Why Are Digital Property Logbooks Getting Attention Right Now?
The UK government's **Home Buying and Selling Reform** consultation (October 2025) has put digital property logbooks at the centre of every property transaction. The government's position is that logbooks can:
- Reduce property transaction times (currently 22 weeks on average)
- Cut fall-through rates (currently around 25–30% of agreed sales)
- Reduce duplication of searches and surveys
- Support mandatory upfront property information requirements
The **First Homes Scheme** became the first government programme to mandate digital logbooks, and the government's reform roadmap (due 2026) proposes logbooks as a standard part of the home buying and selling process.
The **Residential Logbook Association (RLBA)** sets interoperability standards to ensure logbook data can be shared across platforms, meaning a logbook created on one platform can be read by solicitors, agents, and surveyors using different systems.
The "Golden Thread", Property Logbooks for Larger Buildings
Under the **Building Safety Act 2022**, owners and managers of higher-risk buildings (HRBs), residential buildings of 18 metres or more or with at least 7 storeys, are legally required to maintain a "golden thread of information": a complete, up-to-date digital record of the building's design, construction, and modifications.
This is effectively a mandatory property logbook for larger residential buildings. The Health and Safety Executive (HSE) and the Building Safety Regulator (BSR) both use and reference this terminology.

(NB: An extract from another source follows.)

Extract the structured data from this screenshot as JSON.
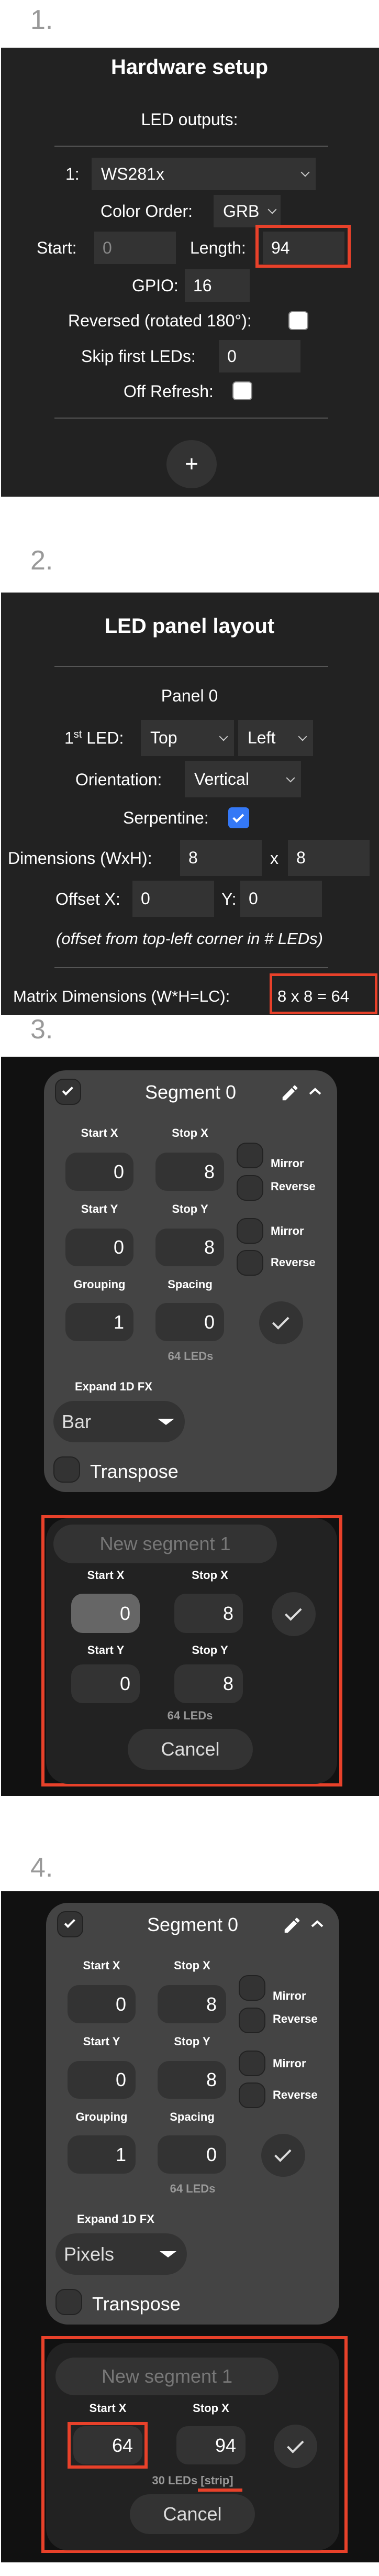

How to Start a Property Logbook on Property Passport UK
1. **Search for your property** at propertypassport.uk by postcode
2. **Claim ownership** to create a free account and link to your Property Passport
3. **View your existing official data**, your EPC, Land Registry records, sold prices, and flood risk are already populated from official sources
4. **Upload documents**, add boiler certificates, planning permissions, survey reports, warranties
5. **Share with professionals**, give access to your solicitor, agent, or surveyor when needed
Property Passport UK is free for homeowners. No subscription is required to view official data or to create and maintain your property record.
Summary
| Term | Meaning |
|---|---|
| **Digital property logbook** | The government/RLBA/industry standard term for a permanent digital property record |
| **Property passport** | An alternative term used by some providers, including Property Passport UK |
| **RLBA** | Residential Logbook Association, the government-recognised trade body |
| **UPRN** | Unique Property Reference Number, the official identifier linking all property data |
| **Golden thread** | The Building Safety Act 2022 equivalent for higher-risk buildings |
All these terms refer to the same underlying idea: a single, trusted, persistent digital record for a property, one that follows the building across ownership changes and makes buying, selling, and maintaining a home faster, safer, and more transparent.